Brian, I think you will be happy with your motor and controller.  I am using a similar setup.  I mounted my motor under the lathe, in a cabinet.  Photos in my album.

As far as the fan goes, that pulley has a centrifugal fan built right in.  It also has a Poly-V pulley.  

Poly-V pulleys can be bought in any length/width from
Aarubco Rubber Co. -  www.aarubcorubber.com  - but you will need to call them on the phone to order.  Their prices are very good, and they don't overcharge for shipping.


----------



## Chuck Key (Nov 7, 2005)

> _Originally posted by Fred in NC_
> <br />Poly-V pulleys can be bought in any length/width from
> Aarubco Rubber Co. -  www.aarubcorubber.com  - but you will need to call them on the phone to order.  Their prices are very good, and they don't overcharge for shipping.



Fred,

Are you saying that this company can supply the pulley for the spindle side as well as belts that will fit motor side pulley?

Chuckie


----------



## TomServo (Nov 10, 2005)

As I own a metal lathe, I'll probably either make my own pulleys, or use th e original Taig pulleys (have a range of torque/power is a nice idea) - plus with the 3mm belt, I'm less likely to lose an arm if something stupid happens  The motor should arrive tommorow! (fri)


----------



## Chuck Key (Nov 10, 2005)

Tom,

If you set the Surplus Center motor up at 130 VDC let us know the approximate RPM you are getting.  The ad at Surplus Center says something like 5100 rpm but that is probably at 260 VDC?

Chuckie


----------



## Fred in NC (Nov 10, 2005)

Chuckie, I made a mistake.  Aarubco sells the Poly-V belts (in any size).  I bought a pulley from Jet Tools.

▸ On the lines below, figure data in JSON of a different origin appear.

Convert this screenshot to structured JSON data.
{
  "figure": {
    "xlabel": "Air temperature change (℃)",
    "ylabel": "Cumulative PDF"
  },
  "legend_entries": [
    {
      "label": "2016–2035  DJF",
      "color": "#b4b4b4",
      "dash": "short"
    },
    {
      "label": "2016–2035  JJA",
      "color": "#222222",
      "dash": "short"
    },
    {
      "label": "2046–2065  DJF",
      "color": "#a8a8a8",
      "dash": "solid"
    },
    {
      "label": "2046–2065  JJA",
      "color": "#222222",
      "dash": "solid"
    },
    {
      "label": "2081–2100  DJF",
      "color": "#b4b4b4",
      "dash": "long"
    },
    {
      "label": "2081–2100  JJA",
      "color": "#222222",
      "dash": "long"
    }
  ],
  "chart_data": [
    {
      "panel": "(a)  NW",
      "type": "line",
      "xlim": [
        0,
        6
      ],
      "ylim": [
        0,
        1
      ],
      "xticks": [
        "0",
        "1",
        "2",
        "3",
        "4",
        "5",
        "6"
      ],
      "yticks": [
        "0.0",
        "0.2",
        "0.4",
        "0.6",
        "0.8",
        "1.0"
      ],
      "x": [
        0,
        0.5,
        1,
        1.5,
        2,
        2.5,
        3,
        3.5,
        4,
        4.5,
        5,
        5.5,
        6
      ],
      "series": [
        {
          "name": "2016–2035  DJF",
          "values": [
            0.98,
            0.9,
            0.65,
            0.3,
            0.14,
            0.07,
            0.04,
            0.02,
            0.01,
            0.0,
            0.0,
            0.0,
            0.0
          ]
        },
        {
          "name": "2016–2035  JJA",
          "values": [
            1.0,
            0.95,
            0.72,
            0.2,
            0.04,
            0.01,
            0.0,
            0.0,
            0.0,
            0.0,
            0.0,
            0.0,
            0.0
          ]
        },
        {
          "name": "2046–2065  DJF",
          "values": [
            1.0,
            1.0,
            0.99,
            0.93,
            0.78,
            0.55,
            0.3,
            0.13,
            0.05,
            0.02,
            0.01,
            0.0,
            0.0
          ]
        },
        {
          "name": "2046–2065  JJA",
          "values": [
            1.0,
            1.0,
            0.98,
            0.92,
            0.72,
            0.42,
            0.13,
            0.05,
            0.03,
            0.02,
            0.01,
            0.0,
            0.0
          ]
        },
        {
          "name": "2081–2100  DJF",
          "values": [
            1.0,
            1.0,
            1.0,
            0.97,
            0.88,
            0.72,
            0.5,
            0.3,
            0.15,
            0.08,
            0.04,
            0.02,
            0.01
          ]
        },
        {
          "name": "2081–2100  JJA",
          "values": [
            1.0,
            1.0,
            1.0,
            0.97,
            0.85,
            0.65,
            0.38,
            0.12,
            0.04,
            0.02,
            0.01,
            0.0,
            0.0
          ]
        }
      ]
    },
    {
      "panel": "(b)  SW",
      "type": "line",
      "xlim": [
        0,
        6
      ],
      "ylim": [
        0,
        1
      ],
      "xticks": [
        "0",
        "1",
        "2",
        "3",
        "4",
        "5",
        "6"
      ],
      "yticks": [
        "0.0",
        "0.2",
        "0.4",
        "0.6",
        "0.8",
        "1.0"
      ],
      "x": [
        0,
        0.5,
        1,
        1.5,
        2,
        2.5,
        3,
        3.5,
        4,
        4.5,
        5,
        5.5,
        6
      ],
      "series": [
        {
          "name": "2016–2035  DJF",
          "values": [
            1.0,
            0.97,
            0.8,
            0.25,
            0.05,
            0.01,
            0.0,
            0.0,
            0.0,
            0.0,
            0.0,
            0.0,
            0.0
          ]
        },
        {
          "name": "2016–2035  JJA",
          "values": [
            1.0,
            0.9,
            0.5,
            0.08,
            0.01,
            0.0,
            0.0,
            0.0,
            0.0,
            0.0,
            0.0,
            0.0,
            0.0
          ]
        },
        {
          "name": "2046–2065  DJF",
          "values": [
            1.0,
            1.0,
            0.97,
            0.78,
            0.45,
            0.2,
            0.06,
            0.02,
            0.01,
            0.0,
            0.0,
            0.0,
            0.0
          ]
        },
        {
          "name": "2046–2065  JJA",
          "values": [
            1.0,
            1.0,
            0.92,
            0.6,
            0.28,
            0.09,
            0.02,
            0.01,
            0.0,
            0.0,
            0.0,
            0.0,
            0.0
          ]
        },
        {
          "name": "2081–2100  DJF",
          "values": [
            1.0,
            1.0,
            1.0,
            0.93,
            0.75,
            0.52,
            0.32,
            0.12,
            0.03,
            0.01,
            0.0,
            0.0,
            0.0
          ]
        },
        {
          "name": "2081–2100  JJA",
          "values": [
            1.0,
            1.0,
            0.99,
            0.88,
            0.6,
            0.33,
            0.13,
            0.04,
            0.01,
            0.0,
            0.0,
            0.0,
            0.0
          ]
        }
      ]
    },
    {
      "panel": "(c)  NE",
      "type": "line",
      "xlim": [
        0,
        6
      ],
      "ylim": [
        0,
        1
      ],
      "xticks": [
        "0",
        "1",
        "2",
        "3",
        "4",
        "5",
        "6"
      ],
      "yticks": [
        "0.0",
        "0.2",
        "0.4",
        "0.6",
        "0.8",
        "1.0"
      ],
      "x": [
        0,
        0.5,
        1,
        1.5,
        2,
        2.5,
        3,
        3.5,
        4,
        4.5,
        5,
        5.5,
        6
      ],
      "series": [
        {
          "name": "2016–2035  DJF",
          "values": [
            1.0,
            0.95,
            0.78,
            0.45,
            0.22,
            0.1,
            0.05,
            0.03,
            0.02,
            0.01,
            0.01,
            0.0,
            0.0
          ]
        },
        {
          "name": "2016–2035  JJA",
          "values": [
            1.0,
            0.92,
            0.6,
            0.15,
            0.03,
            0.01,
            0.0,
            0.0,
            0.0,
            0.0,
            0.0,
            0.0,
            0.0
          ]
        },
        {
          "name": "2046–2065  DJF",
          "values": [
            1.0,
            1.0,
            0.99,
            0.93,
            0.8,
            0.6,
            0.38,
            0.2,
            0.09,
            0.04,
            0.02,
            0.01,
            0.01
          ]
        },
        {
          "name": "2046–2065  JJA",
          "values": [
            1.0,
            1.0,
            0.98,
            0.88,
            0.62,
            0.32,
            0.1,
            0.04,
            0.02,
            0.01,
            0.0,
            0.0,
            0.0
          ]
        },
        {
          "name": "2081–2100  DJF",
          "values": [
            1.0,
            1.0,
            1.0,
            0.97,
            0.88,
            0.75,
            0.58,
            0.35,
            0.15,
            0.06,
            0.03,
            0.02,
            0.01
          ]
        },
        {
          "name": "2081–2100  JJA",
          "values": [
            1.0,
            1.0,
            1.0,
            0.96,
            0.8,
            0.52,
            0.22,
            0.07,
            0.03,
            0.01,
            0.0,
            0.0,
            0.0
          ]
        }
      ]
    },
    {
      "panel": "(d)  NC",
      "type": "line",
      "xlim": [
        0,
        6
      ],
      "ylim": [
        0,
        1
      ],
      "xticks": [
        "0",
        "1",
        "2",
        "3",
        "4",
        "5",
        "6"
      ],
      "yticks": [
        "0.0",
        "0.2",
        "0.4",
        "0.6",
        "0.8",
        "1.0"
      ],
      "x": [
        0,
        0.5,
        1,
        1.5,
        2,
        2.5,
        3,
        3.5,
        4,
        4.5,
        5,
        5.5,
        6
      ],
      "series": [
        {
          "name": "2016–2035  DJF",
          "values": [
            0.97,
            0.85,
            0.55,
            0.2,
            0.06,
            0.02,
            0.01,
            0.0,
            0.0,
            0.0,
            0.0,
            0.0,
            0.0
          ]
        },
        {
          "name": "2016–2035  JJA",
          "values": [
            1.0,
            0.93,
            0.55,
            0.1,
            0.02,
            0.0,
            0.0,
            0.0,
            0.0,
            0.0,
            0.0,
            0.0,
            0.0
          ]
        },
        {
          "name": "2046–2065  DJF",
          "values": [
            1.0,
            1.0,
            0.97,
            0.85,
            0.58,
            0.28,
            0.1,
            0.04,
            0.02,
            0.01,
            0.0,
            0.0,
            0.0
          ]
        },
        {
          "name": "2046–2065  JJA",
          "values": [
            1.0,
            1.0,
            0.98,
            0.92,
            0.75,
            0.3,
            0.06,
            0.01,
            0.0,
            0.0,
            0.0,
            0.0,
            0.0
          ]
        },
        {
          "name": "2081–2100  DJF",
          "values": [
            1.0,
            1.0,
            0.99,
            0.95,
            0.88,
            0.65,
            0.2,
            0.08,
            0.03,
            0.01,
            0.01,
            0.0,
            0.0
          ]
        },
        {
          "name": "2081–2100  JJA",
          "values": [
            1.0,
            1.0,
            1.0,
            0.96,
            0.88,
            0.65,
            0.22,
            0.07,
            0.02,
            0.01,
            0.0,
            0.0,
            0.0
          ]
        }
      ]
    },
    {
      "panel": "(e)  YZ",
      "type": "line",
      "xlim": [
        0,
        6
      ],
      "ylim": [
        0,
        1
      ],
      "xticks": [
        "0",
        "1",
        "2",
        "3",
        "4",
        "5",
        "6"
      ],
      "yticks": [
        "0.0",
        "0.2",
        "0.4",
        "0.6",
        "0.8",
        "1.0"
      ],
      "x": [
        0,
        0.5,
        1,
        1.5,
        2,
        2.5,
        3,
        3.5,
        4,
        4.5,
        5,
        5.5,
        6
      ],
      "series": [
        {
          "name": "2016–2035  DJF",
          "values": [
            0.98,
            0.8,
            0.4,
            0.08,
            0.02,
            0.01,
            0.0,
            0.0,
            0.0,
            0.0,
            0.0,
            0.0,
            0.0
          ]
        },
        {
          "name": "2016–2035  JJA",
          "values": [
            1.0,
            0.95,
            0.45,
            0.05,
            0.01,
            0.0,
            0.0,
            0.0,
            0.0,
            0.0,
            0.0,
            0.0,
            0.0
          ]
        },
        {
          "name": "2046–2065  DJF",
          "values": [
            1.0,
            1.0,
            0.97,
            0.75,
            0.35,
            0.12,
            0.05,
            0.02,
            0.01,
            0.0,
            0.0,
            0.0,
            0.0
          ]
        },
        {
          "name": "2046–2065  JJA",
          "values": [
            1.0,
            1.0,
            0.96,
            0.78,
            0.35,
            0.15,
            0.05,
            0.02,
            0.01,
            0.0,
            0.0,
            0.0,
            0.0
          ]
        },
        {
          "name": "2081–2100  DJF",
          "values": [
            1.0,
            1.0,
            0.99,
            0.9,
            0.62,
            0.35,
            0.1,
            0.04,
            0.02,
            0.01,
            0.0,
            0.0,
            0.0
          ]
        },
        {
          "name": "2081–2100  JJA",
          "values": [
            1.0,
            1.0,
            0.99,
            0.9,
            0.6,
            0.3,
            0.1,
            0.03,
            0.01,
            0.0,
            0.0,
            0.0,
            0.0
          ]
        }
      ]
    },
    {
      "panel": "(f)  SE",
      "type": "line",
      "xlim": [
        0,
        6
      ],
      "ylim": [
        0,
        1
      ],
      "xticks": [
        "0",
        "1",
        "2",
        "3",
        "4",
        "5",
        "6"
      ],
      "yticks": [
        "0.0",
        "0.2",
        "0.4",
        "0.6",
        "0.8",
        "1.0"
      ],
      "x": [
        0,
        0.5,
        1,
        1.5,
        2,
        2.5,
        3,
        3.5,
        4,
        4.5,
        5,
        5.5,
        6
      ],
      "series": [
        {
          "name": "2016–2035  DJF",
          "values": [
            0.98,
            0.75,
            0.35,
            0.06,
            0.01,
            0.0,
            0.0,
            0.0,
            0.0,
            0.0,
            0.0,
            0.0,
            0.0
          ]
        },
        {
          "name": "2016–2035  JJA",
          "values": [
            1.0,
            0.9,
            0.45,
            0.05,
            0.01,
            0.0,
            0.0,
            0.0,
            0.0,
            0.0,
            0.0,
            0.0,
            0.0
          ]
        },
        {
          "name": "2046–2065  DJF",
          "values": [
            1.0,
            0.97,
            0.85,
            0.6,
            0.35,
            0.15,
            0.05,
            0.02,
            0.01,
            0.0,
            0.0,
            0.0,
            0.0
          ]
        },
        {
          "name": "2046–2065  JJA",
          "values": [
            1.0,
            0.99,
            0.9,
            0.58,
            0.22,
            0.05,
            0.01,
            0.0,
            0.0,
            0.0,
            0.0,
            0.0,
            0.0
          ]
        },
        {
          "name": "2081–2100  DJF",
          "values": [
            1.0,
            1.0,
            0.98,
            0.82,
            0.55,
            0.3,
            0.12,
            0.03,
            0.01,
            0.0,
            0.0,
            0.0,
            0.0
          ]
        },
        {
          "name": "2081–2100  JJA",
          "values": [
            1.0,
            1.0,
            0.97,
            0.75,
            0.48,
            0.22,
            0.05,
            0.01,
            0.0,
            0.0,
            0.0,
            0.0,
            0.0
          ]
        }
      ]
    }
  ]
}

The Jet Mini uses J-section, which is the size of the grooves.


----------



## TomServo (Nov 11, 2005)

Chuck: I sure will try - I can set it up for lowest rpm at full power on the taig pulleys and calculate from there..


----------



## TomServo (Nov 12, 2005)

I'm going to start a thread to show the motor mounted to my lathe - and stop hijacking this one


----------